While some may argue that correcting the skeptic’s faulty view of God is not that important, quite the opposite is true. An accurate understanding of the nature and characteristics of God is paramount; a fact captured well by A.W. Tozer who writes: “What comes into our minds when we think about God is the most important thing about us. The history of mankind will probably show that no people has ever risen above its religion, and man’s spiritual history will positively demonstrate that no religion has ever been greater than its idea of God.”4

It is true that the Bible contains graphic stories of sin, evil, and death. But it also includes the overarching grand story of love, redemption, and grace. It showcases a God who asks us to not criticize Him about His acts of justice, but instead One who kindly encourages us to come alongside Him and grieve over a world that has misused the gift of freedom given it to do wrong instead of right. When that happens, and God acts in His righteousness, the world discovers that consequences exist for evil behavior, which is something the prophet Isaiah speaks to: “At night my soul longs for You, Indeed, my spirit within me seeks You diligently; for when the earth experiences Your judgments the inhabitants of the world learn righteousness,” (Isaiah 26:9).

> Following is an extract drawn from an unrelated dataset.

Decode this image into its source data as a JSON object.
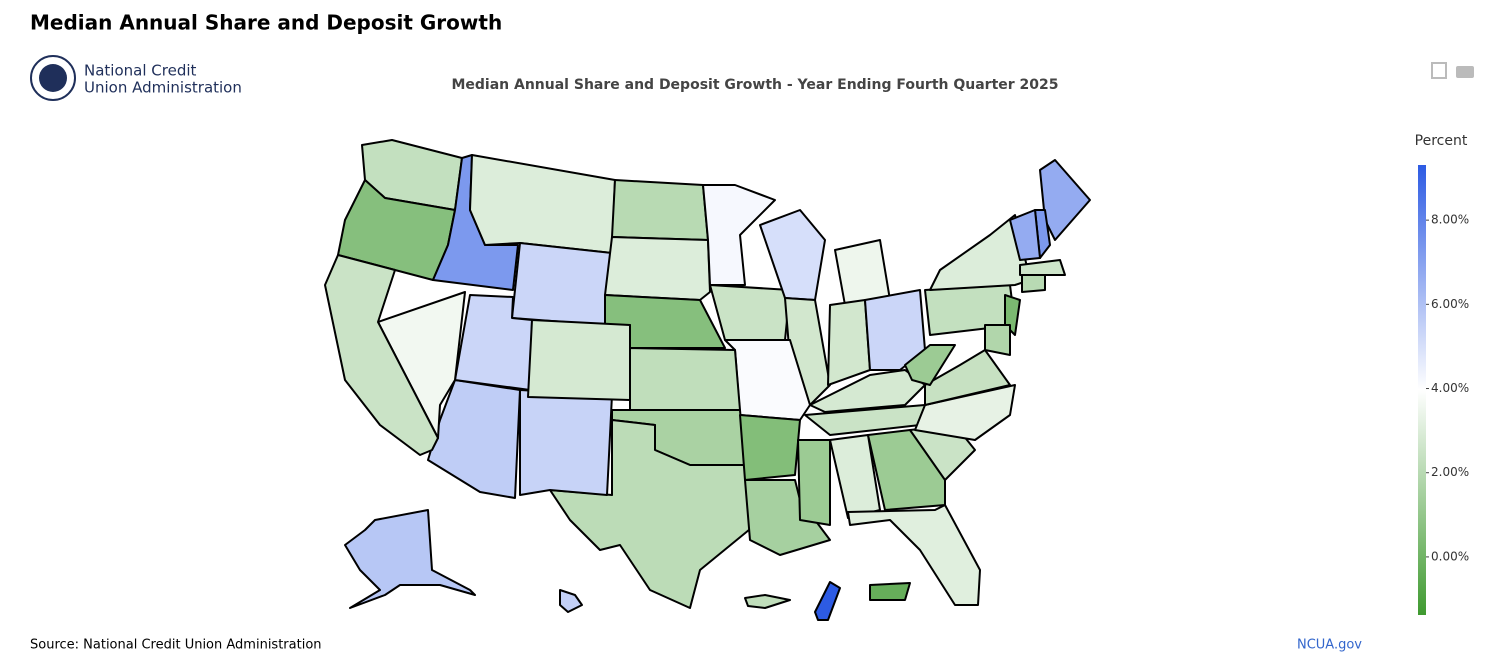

So is the God of the Old Testament a merciless monster? After a thorough review of the facts, the evidence overwhelmingly demands an answer of ‘no.’

References

References
1 Richard Dawkins, The God Delusion, Great Britain: Bantam Press, 2006, 31.
2 Charles Templeton, Farewell to God, Toronto: McClelland and Stewart, 1999, 71.
3 http://www.goodreads.com/quotes/show/25755.
4 A. W. Tozer, The Knowledge of the Holy, San Francisco: Harper Collins, 1961, 1.